К 1936 году, к моменту открытия в Берлине всемирной Олимпиады, нацисты сбавили тон, старались вести себя демократичнее, навели лоск на фашистский режим. Сделаны были разные послабления, запрещены противоеврейские выступления, дискриминация, какие-либо расистские выходки. В Берлин приехало много иностранцев, цветных, черных, и к ним относились подчеркнуто внимательно.

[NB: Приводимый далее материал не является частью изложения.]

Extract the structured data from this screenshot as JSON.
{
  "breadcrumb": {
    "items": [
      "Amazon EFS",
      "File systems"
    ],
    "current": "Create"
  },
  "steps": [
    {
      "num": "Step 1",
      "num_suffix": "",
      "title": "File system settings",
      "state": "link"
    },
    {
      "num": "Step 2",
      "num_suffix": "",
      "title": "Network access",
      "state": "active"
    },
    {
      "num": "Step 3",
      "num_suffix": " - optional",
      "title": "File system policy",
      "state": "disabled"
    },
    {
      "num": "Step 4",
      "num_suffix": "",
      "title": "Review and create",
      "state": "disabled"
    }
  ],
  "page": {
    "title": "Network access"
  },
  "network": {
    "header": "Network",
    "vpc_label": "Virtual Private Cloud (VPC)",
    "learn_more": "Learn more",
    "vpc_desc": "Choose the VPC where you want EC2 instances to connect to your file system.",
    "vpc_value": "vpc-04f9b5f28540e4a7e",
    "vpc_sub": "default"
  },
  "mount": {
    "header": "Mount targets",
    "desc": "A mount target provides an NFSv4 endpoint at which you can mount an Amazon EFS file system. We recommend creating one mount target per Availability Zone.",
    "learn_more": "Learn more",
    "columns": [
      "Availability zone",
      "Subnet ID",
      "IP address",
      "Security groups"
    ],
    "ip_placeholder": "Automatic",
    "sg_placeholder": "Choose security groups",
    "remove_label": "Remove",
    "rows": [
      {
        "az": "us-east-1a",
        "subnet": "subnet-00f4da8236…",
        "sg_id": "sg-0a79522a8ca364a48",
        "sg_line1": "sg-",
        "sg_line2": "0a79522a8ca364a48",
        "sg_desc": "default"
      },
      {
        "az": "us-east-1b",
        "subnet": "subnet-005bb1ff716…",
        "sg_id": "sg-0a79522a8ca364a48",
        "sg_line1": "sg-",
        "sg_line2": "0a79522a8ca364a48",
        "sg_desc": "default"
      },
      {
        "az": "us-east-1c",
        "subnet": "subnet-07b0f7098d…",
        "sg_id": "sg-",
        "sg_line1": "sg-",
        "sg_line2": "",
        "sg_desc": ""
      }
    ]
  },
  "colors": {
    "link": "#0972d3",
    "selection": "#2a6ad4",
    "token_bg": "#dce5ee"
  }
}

У Макса Дельбрюка была двоюродная сестра, молоденькая киноактриса Кетти Тейк. Не имея особого таланта, Тейк решила сделать себе карьеру с помощью нацистов, что было наиболее доступным для посредственной актрисы. Чем она могла выдвинуться, отличиться, угодить? Простейшим средством был антисемитизм. Для антисемитизма не требовалось ни знаний, ни храбрости. Самое простое дело было винить во всем евреев и международное еврейство. Требовать их изгнания, лишения всяких прав вплоть до уничтожения. Считать их нацией, оскверняющей кровь… Надо было повторять это громче других, дольше других. Кричать, гневно поносить евреев, не стесняясь в выражениях… Она старалась изо всех сил и начала преуспевать.